Ritornando al nostro monolito, essi hanno individuato una possibile altezza partendo dalla lunghezza dell’ombra e dividendola poi per la tangente dell’angolo incidente che, ovviamente, è in relazione all’elevazione del Sole al momento dello scatto; in questo modo hanno stabilito che il monolito si può paragonare ad un edificio di 42 piani. Da parte nostra, rifacendo tutti i conti, tenendo ben presenti i dati da loro forniti (la risoluzione dell’immagine è di 2,4 metri per pixels, la lunghezza dell’ombra è di 53 pixels, la larghezza del monolito è di 15 pixels, la tangente è di 43,47°) abbiamo calcolato la possibile altezza in ben 120,75 metri, dando così conferma alla loro ipotesi, di un gigantesco edificio di quarantadue piani.

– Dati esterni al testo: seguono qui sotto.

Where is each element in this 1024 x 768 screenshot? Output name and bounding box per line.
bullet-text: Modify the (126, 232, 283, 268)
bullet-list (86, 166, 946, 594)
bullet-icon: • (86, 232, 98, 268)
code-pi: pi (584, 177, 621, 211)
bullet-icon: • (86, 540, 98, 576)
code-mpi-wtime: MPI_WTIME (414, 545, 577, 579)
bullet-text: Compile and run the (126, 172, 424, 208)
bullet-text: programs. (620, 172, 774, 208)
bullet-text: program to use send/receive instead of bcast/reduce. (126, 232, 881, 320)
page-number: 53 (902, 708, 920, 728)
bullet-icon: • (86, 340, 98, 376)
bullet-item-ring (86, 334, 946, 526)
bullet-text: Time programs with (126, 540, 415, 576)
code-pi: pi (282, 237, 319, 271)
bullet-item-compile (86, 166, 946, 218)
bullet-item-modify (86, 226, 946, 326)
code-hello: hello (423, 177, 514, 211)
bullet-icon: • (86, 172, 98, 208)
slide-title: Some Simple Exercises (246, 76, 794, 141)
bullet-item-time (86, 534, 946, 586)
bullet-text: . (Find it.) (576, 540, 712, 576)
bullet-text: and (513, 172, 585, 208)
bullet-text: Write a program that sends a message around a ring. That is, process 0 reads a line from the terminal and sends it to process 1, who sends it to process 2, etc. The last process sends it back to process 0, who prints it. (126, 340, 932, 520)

Infine, una piccola curiosità che, se interpretata in maniera ufologica, potrebbe far alzare non di poco il lignaggio dell’ufologia in chiave scientifica. Buzz Aldrin, facendo un riferimento specifico al monolito su Phobos, ha certamente voluto richiamare la nostra attenzione sul romanzo di Arthur C. Clarke, tradotto in film (1968) da Stanley Kubrick, ovvero “2001: a Space Odissey”. In quest’opera si fa riferimento a due monoliti: uno è il monolito nero, trovato sulla Luna all’interno del cratere Thico perché aveva una forte emissione magnetica, l’altro è il monolito della conoscenza, lasciato dagli alieni in mezzo alle scimmie affinché trasmettesse loro i concetti e le conoscenze necessarie alla loro evoluzione verso la razza umana.

Perché tutto ciò? Solo per il lancio di un libro o Buzz sa molto più di quanto abbia lasciato intendere. Quel suo dire e non dire (“Chi lo ha messo là?”), alludendo al fatto che potrebbe anche essere stato un evento fortuito, unico ma del tutto naturale (“Bene, l’Universo lo ha messo là.”) sia un essere appartenente ad una civiltà a noi superiore, in tutto e per tutto ( “Se preferite, Dio lo ha messo là”). Ovvia, a questo punto, la considerazione del fatto che alla NASA, pur sapendo da tempo dell’esistenza di altre civiltà a noi coeve ma tecnologicamente superiori, avrebbero scelto la strada del silenzio, permettendo solo un graduale e ben calcolato rilascio di notizie più o meno chiare a coloro che, più di chiunque altro, hanno avuto l’opportunità, viaggiando veramente fra gli spazi siderali, di vedere da vicino la complessa fenomenologia delle diverse civiltà aliene: gli astronauti.